Era un jardín amplio y hermoso, con arbustos de flores y cubierto de césped verde y suave. Por aquí y por allá, entre la hierba, se abrían flores luminosas como estrellas, y había doce albaricoqueros que durante la Primavera se cubrían con delicadas flores color rosa y nácar, y al llegar el Otoño se cargaban de ricos frutos aterciopelados. Los pájaros se demoraban en el ramaje de los árboles, y cantaban con tanta dulzura, que los niños dejaban de jugar para escuchar sus trinos.

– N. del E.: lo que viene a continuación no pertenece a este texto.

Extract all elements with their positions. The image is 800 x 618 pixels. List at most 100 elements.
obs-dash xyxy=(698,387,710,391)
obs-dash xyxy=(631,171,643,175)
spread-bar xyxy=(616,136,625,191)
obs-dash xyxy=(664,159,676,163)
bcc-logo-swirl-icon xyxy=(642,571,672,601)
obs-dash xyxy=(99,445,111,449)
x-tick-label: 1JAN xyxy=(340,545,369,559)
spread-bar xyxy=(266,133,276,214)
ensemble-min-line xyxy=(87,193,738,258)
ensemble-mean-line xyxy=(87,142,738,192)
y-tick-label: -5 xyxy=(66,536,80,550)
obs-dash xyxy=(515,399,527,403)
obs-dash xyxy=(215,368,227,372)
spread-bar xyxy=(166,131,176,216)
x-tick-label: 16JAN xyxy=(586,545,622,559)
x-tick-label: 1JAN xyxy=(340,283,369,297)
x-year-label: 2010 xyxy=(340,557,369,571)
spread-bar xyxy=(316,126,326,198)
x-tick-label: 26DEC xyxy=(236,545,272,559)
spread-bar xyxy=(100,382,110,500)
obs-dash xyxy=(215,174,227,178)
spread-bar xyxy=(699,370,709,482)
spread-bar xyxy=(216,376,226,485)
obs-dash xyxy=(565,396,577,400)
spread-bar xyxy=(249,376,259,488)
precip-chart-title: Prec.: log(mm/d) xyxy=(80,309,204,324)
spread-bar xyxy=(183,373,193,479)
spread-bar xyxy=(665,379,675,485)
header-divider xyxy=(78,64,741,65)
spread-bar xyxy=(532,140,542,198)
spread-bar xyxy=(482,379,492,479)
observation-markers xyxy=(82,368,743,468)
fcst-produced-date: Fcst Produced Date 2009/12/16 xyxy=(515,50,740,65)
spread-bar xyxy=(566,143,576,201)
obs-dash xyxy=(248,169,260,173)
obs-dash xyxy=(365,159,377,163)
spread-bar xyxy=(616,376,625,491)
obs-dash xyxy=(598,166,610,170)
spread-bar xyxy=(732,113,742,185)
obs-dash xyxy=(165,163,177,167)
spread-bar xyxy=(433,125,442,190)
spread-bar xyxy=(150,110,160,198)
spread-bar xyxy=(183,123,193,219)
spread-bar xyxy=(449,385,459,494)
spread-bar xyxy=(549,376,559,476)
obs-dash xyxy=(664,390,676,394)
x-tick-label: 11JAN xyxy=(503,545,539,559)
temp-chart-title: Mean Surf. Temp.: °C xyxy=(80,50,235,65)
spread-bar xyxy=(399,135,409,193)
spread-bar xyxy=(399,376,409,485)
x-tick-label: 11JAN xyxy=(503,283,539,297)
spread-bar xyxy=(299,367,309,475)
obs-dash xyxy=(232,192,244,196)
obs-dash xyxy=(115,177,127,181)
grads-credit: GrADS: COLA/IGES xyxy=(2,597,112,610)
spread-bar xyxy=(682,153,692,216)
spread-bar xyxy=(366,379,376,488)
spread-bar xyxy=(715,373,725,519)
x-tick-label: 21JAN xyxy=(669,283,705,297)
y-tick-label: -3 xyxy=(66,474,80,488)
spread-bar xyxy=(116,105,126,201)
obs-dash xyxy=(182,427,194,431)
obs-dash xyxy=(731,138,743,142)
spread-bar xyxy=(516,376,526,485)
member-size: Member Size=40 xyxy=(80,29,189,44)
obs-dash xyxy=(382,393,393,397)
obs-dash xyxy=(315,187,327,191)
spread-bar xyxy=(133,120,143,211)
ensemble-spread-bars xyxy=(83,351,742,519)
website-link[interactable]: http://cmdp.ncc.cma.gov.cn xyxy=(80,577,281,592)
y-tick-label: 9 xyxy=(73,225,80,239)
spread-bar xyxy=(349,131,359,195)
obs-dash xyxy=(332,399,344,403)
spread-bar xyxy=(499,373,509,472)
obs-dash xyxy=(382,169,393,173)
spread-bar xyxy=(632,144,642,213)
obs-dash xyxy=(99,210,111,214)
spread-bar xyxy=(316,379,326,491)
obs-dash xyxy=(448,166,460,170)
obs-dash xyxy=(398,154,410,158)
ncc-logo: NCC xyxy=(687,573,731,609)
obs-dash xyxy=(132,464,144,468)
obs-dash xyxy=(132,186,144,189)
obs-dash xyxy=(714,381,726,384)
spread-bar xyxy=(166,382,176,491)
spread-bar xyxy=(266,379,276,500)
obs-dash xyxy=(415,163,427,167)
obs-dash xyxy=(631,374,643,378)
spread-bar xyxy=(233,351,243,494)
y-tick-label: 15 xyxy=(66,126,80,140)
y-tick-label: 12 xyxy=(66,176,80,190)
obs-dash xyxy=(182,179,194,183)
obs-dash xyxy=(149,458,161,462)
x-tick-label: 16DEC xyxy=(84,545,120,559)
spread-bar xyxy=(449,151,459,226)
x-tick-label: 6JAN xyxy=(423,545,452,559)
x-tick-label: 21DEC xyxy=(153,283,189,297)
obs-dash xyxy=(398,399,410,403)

—¡Qué felices somos aquí! —se decían unos a otros.
Pero un día el Gigante regresó. Había ido de visita donde su amigo el Ogro de Cornish, y se había quedado con él durante los últimos siete años. Durante ese tiempo ya se habían dicho todo lo que se tenían que decir, pues su conversación era limitada, y el Gigante sintió el deseo de volver a su mansión. Al llegar, lo primero que vio fue a los niños jugando en el jardín.
—¿Qué hacen aquí? —surgió con su voz retumbante.

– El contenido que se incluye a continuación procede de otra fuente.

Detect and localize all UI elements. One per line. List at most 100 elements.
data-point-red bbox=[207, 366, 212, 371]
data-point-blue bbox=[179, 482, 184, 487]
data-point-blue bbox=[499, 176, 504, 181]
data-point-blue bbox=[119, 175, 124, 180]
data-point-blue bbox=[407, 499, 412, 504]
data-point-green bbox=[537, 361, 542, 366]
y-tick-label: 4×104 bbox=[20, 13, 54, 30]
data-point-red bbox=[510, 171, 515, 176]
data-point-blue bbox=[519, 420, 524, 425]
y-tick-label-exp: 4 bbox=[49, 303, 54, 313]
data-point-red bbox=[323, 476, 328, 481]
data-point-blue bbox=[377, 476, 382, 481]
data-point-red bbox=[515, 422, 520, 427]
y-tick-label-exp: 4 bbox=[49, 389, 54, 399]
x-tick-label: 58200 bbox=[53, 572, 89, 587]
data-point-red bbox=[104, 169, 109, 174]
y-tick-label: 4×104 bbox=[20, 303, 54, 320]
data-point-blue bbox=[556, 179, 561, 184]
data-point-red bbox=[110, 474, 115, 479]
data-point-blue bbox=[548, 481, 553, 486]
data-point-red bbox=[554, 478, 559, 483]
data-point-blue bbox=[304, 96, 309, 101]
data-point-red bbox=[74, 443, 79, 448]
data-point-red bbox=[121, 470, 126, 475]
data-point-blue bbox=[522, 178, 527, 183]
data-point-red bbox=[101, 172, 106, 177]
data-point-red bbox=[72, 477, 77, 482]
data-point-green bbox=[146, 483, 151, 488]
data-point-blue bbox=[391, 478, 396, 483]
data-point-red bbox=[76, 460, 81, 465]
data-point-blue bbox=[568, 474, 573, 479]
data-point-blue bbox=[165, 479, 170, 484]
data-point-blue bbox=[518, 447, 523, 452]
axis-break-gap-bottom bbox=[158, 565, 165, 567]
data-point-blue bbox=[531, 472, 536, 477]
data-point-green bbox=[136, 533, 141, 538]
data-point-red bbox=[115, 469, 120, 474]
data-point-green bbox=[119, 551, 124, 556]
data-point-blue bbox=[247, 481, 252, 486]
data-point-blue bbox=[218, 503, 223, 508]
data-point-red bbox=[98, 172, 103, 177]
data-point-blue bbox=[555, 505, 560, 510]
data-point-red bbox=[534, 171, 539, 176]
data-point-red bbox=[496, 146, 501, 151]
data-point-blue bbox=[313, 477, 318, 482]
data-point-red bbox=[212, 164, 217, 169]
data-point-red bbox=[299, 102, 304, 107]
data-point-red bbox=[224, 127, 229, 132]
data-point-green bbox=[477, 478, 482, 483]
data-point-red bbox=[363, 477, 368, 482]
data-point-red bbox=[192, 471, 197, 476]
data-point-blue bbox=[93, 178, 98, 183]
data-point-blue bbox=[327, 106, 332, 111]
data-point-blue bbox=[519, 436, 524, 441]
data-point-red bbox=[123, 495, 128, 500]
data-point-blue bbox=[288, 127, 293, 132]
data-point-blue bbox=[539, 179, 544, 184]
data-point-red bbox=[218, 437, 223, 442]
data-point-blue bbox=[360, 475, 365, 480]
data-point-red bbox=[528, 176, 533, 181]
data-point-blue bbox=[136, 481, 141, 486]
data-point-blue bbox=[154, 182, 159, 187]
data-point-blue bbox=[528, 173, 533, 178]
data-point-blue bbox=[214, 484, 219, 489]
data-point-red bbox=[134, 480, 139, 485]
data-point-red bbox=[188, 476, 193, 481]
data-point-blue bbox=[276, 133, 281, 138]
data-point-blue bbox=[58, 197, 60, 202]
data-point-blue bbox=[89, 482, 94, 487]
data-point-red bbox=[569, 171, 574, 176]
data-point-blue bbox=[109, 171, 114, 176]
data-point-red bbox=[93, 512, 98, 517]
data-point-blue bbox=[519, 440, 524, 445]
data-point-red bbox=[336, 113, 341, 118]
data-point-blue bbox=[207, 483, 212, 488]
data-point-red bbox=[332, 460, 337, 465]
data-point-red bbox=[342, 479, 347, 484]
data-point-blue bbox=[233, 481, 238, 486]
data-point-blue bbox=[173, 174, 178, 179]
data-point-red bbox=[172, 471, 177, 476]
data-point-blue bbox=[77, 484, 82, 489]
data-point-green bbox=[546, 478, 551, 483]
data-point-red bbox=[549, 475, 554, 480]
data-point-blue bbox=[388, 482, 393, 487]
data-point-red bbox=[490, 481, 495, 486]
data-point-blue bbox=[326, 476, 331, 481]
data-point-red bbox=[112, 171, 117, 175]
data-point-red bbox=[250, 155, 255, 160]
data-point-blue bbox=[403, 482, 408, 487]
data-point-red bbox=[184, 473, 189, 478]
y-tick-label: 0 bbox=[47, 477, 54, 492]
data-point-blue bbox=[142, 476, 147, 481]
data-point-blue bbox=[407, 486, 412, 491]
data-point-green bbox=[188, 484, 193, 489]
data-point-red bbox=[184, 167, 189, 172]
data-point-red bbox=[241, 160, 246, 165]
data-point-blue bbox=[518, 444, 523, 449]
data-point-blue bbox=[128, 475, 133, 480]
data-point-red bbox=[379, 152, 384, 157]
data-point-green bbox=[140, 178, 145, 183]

Los niños escaparon corriendo en desbandada.
—Este jardín es mío. Es mi jardín propio —dijo el Gigante—; todo el mundo debe entender eso y no dejaré que nadie se meta a jugar aquí.
Y de inmediato, alzó una pared muy alta, y en la puerta puso un cartel que decía:
"ENTRADA ESTRICTAMENTE PROHIBIDA BAJO LAS PENAS CONSIGUIENTES".
Era un Gigante egoísta...
Los pobres niños se quedaron sin tener donde jugar. Hicieron la prueba de ir a jugar en la carretera, pero estaba llena de polvo, estaba plagada de pedruscos, y no les gustó. A menudo rondaban alrededor del muro que ocultaba el jardín del Gigante y recordaban nostálgicamente lo que había detrás.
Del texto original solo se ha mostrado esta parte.